WITH less than a tablespoon of rain since mid June, much of the North Coast is running out of feed and there will be temptation to offload vealer calves.
Singleton agent Neil Thomas said the Hunter faced the advent of a warm spring with dams half full because last summer’s rains failed to provide.
“It is crunch time,” he said. “Producers are only just hanging on. If it doesn’t rain in the next month we will start to see a lot more younger cattle as producers offload at two, three, four months of age to give their cows a break.”
Further north, in the Richmond Valley the landscape has endured three floods since March and since the tap turned off mid June less than 10mm has fallen.

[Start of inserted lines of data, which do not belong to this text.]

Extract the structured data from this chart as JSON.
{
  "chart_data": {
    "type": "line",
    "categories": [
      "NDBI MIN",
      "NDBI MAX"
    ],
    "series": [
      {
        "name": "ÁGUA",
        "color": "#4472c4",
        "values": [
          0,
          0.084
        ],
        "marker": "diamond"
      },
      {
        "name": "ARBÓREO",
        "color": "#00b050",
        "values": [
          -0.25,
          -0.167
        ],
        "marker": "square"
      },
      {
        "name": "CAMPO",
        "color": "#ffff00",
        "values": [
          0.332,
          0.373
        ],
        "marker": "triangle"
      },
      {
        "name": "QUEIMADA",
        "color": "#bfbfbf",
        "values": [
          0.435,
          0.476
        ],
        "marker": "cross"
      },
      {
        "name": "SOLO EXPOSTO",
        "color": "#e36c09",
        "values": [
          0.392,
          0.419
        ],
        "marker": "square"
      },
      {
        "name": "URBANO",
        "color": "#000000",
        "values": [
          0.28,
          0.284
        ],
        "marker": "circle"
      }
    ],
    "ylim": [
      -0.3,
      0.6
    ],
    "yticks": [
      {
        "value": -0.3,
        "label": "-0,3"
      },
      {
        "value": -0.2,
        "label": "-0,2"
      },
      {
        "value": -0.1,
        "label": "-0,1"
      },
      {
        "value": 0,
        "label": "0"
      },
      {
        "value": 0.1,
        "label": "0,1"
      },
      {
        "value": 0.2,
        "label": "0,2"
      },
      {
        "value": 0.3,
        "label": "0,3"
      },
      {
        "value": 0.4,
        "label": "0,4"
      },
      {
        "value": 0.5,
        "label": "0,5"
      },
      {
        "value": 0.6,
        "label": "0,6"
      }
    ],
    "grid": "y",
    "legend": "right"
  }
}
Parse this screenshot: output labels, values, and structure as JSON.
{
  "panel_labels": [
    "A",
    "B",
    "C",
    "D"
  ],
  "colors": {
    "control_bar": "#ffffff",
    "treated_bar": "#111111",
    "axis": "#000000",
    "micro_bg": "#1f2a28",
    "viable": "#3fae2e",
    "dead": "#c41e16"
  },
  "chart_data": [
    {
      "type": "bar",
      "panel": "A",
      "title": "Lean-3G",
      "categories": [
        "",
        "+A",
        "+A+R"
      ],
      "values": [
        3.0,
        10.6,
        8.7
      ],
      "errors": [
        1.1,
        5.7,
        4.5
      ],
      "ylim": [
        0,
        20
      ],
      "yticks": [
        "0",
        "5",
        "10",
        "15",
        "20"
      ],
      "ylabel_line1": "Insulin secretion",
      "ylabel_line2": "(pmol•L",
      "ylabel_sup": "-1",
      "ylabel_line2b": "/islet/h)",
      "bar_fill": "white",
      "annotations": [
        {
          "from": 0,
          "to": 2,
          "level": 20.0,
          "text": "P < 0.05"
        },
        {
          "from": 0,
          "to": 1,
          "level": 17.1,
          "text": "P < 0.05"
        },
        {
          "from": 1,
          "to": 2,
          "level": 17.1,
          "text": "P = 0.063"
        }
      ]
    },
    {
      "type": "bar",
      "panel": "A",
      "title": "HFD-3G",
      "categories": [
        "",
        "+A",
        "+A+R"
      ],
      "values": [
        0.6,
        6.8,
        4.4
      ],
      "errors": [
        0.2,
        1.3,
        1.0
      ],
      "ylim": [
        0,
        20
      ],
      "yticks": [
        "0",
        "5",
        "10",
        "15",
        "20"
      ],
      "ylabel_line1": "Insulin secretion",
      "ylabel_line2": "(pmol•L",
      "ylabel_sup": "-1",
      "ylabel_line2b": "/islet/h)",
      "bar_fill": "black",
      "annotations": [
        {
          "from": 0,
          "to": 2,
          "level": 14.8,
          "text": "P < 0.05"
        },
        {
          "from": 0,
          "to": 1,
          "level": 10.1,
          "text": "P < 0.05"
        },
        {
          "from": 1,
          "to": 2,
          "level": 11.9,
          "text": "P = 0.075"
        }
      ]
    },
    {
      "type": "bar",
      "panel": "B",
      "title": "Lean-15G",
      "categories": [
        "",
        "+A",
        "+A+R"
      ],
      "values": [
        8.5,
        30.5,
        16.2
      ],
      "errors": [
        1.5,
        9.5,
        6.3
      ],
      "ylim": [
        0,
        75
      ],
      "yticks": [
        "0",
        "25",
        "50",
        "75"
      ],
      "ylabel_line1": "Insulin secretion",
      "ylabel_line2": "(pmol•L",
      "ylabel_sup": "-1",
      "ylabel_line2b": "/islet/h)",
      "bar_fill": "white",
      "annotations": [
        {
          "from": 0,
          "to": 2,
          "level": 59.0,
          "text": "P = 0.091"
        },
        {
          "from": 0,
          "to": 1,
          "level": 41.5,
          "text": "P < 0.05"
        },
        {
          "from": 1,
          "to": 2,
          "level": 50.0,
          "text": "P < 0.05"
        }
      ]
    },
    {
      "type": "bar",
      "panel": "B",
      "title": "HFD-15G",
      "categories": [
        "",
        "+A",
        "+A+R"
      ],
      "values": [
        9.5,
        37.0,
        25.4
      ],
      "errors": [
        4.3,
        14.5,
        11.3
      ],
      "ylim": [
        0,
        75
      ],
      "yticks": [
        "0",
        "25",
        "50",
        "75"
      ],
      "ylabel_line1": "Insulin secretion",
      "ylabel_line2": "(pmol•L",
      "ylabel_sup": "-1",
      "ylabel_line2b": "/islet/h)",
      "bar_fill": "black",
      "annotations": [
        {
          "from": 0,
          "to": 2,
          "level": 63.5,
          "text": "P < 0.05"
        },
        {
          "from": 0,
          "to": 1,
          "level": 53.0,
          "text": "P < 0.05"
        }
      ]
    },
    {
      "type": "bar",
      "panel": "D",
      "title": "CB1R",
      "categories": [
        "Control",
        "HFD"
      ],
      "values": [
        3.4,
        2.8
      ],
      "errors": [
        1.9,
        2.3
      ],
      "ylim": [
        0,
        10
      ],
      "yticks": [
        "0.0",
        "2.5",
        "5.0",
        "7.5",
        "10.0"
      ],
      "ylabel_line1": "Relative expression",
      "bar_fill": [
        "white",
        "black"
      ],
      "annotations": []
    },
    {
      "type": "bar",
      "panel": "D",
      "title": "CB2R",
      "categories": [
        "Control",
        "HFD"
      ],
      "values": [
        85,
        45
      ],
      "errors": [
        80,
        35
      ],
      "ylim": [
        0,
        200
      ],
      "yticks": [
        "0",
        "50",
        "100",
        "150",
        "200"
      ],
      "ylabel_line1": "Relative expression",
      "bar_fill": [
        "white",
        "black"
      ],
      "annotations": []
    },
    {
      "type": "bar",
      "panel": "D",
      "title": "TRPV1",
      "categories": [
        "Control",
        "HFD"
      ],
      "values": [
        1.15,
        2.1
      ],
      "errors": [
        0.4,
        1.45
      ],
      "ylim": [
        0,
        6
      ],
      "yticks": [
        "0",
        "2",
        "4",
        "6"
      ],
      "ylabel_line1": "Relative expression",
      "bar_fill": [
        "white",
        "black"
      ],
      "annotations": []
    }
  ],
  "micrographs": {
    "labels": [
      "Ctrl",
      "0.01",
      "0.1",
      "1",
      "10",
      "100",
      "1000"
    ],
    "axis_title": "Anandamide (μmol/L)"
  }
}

Pasture not improved is proving not much use.
Grafton agent David Farrell noted producers had already offloaded numbers during the good cattle market which has helped alleviate paddock pressure and he said most Clarence producers would elect to maintain their weaners rather than sell them short.
That’s just as well, because Northern Co-operative Meat Company chairman John Seccombe warns the current price offered for young calves will be constrained by what he describes as a “general malaise” in the meat industry right now.
“If there was to be a big influx of vealers sent to any abattoir they would have trouble finding a ready market,” he said.
“I wouldn’t say this is a result of our export market, and I wouldn’t say it was because of a domestic slump. It’s just a general malaise and processors’ freezers are getting full.
Mr Seccombe advised producers resort to other strategies, like maintenance feeding, until it decided to rain.
Wingham Beef Exports general manager Grant Coleman said the dry was beginning to bite on the Manning. He concurred with Mr Seccombe that the market for beef was lacklustre, on the back of record kill rates in the US, high domestic kill numbers over winter and a high Australian dollar. If there was any positives it could be that cheaper beef might increase domestic consumption.